И царь повелел приставу Савве Языкову в ту же ночь освободить опальных казаков и атаманов.
«…А ехать вам на Дон, – так указал Михаил Федорович, – и днем и ночью. Все воеводы и приказные люди будут давать вам подводы по нашим подорожным везде, без всякого задержания. И нигде и ни в котором городе помешки вам никто чинить не будет. И корм, и питье, и жалованье дадут вам до нижних юрт на пять недель… Турецкого посла Алей-агу, как только он прибудет к вам на Дон, сопроводите до Азова мирно. А дел наших турецкому послу никак не сказывайте. И, не задерживая, посылайте непрестанно людей с Дона под Смоленск».
Кроме своего царского платья, государь велел дать атаману Старому серебряный ковшик. Показав ковшик, атаман мог во всех питейных местах пить пиво и вино, не платя ничего, – «до тех пор, пока атаман будет жить на белом свете». И еще государь пожаловал Старому малую золотую чарку для питья из нее меда, разных заморских сукон на четыре кафтана и другие подарки.
Похвальную грамоту думные дьяки написали ночью же, скрепили створчатою печатью. Пониже печати дьяк заверил грамоту. Запечатали царскую грамоту дьячьей печатью.

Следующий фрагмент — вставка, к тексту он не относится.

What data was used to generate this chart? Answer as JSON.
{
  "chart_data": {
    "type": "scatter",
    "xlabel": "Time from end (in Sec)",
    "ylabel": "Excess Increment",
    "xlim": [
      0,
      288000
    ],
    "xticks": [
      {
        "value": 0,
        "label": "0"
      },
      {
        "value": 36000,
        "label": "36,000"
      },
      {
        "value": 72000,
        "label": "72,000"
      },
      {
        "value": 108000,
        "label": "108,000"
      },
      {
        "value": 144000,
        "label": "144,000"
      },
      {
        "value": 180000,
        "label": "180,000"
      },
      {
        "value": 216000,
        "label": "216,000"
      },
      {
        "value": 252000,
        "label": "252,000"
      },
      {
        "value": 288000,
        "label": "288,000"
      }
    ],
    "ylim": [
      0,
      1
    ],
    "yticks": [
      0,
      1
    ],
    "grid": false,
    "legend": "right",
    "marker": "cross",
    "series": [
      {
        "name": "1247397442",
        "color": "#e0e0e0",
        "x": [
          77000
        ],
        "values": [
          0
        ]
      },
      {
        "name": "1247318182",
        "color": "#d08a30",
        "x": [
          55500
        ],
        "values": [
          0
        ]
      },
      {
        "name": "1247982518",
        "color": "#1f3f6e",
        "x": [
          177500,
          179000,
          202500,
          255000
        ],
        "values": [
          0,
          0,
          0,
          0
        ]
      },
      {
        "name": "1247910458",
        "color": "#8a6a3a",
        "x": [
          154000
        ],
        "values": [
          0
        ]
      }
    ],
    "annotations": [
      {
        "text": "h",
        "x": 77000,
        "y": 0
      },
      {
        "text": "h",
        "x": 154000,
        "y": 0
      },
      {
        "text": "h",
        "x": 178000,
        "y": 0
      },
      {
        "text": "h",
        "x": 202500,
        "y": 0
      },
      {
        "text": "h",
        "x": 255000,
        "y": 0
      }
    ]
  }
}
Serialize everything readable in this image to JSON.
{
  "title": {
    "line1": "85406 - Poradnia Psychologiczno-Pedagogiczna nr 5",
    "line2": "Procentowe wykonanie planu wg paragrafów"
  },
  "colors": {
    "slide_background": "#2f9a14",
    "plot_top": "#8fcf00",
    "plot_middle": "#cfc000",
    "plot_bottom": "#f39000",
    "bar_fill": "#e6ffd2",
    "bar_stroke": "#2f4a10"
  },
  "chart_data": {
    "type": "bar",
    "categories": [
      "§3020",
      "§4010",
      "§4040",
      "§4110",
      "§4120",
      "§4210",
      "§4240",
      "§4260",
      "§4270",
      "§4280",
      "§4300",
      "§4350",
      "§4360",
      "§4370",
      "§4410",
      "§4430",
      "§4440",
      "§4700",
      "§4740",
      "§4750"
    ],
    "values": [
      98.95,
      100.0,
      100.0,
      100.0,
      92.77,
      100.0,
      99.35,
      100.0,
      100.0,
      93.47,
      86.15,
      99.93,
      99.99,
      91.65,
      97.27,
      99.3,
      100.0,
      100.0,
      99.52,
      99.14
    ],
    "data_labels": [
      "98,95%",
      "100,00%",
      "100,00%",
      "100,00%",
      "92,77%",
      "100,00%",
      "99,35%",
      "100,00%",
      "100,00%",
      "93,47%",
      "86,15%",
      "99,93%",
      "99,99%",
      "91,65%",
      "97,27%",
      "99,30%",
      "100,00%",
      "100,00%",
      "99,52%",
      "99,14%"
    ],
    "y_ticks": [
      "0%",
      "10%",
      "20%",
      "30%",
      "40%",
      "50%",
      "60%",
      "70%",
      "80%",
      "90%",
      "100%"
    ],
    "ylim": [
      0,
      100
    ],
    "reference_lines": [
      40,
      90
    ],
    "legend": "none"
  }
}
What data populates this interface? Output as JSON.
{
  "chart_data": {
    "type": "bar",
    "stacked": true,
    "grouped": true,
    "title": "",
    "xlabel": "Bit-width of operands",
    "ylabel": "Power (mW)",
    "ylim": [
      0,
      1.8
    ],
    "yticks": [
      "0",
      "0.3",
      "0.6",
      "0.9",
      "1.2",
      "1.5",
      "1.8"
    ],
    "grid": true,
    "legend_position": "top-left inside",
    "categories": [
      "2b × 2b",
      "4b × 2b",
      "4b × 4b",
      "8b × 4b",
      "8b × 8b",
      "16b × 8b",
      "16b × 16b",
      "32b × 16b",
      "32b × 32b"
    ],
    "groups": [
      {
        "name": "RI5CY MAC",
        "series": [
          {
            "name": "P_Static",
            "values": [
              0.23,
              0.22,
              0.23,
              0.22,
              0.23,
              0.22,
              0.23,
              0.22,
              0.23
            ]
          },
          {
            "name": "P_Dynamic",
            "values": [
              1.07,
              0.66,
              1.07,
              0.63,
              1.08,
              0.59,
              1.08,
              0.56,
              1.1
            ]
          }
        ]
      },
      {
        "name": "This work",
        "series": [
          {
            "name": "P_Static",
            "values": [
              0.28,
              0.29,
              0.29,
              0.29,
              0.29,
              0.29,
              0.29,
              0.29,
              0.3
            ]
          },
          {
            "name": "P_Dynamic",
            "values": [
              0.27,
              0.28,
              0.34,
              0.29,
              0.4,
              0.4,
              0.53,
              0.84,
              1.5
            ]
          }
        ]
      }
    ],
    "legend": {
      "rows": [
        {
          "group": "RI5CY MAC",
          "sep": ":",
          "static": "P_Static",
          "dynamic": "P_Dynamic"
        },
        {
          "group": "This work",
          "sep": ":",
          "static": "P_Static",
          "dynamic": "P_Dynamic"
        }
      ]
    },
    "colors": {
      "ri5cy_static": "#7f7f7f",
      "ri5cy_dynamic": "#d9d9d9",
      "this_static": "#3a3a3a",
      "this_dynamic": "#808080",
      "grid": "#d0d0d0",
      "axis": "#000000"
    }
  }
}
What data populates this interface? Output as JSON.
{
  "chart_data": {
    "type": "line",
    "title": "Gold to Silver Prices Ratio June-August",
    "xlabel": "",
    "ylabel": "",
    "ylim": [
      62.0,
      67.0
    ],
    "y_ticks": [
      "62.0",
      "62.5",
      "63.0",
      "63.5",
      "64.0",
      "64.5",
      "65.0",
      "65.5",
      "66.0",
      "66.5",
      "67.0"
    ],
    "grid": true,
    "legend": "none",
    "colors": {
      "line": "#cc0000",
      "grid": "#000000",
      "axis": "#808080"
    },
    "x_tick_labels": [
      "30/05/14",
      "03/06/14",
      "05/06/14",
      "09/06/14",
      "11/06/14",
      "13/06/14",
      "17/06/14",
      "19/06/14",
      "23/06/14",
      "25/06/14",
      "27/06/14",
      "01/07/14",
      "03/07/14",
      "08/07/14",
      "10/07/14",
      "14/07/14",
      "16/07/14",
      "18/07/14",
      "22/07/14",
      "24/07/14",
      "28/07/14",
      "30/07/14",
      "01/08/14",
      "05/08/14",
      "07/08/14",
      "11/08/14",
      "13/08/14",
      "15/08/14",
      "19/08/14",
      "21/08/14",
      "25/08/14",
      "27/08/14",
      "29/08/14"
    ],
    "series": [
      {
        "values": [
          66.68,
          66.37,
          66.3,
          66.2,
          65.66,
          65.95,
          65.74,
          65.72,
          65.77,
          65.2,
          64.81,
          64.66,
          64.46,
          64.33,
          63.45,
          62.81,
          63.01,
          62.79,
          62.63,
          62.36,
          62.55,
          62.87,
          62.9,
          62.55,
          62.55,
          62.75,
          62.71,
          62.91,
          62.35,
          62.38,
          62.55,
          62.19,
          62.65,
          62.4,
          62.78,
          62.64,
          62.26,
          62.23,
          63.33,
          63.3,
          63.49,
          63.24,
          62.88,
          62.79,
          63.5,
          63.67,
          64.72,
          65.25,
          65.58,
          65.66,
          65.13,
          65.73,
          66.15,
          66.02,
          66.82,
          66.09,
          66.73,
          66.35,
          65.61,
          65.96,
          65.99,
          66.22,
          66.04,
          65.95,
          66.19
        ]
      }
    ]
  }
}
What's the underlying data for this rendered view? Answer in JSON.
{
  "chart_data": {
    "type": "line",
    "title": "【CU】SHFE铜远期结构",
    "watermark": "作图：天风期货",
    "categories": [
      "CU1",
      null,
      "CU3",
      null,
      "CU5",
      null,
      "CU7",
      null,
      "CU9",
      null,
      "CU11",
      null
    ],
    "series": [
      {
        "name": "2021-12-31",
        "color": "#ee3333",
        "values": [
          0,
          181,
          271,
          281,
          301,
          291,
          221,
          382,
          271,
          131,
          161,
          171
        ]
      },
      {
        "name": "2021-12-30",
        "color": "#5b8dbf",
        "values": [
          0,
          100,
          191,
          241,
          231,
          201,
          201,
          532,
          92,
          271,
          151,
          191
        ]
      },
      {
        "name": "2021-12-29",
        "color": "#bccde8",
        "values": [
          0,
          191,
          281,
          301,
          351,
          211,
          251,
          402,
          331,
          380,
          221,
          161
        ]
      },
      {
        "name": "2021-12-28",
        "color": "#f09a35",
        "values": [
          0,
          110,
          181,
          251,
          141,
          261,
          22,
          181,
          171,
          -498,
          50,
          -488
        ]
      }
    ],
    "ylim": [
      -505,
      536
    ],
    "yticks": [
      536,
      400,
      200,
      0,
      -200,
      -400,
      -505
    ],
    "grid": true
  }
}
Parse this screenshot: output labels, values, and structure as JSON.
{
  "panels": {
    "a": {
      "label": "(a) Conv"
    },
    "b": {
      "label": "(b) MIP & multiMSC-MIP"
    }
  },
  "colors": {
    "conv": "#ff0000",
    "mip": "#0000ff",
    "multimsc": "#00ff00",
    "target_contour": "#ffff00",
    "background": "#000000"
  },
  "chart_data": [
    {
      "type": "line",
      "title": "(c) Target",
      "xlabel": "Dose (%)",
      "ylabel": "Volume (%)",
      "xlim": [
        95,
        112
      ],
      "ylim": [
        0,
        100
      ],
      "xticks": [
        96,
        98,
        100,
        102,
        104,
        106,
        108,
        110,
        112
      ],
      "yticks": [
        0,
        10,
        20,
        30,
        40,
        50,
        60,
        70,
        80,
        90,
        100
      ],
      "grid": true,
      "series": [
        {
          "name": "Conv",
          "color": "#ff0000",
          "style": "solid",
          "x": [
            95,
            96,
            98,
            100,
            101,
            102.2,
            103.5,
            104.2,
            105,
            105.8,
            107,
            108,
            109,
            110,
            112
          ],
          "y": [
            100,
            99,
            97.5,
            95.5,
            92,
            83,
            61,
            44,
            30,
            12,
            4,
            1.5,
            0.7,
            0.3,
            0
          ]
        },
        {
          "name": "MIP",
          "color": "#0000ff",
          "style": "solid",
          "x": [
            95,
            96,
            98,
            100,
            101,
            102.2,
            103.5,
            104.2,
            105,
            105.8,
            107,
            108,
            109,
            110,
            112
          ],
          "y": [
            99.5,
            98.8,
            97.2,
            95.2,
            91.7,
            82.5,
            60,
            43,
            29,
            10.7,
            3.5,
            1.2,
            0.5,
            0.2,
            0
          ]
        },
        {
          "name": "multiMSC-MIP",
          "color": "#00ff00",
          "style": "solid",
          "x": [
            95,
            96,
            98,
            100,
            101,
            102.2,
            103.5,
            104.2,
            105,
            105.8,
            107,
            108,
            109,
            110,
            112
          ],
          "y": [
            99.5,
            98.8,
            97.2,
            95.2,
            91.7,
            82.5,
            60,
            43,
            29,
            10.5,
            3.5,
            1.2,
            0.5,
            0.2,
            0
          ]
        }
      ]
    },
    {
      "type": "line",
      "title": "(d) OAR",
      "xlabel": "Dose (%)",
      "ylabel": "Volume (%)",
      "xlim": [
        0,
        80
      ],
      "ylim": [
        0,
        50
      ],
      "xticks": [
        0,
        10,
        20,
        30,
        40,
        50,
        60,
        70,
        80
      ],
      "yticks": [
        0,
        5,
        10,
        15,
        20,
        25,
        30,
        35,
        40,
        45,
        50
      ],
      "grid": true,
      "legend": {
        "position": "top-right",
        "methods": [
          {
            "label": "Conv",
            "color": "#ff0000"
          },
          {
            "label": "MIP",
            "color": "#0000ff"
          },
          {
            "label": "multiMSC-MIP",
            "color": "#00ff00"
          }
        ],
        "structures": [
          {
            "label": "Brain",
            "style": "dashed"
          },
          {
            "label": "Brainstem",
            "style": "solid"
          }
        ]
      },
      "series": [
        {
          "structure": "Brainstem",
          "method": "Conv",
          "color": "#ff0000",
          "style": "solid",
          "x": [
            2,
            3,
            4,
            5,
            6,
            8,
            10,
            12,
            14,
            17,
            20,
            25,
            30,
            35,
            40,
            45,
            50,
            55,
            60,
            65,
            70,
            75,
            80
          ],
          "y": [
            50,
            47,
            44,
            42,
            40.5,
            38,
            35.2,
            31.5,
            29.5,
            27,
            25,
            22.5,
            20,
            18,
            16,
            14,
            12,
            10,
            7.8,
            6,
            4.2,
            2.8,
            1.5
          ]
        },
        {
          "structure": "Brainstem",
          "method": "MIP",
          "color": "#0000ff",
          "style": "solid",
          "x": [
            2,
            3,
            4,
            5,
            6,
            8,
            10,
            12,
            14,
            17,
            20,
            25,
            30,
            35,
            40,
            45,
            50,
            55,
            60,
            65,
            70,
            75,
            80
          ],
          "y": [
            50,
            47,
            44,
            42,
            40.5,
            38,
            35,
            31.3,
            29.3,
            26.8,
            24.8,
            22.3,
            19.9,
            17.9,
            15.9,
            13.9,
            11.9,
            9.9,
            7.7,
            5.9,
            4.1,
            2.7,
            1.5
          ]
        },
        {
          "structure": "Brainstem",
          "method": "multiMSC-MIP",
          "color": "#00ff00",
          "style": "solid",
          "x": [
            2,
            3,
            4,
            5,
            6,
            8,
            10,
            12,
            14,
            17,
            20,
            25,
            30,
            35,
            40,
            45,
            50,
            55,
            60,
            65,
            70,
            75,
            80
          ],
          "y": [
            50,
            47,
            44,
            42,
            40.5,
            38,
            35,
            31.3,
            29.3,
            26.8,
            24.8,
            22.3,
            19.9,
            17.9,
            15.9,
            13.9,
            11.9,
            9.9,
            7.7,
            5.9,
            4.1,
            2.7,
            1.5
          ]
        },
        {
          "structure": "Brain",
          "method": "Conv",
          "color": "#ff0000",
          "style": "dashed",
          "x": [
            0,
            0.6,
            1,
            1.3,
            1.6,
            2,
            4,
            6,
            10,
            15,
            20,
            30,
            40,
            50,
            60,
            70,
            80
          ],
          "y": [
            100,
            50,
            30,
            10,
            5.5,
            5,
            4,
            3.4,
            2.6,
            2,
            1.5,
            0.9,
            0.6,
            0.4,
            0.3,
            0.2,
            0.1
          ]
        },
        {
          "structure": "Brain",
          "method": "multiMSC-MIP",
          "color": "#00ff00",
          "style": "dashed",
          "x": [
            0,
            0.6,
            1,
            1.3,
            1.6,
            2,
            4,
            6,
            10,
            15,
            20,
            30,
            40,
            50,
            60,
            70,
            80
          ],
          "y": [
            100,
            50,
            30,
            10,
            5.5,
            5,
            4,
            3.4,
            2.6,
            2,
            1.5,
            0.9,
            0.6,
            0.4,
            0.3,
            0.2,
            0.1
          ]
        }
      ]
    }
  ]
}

Воронежскому воеводе Матвею Измайлову была послана строжайшая грамота, чтобы он нигде не задерживал казаков, с которыми посланы к атаманам на Дон царские грамоты, и дал бы судно, чтоб им возможно было подняться всем. «А будет одного судна им мало, – и ты б им дал два судна, чтоб за тем царскому делу укора не было».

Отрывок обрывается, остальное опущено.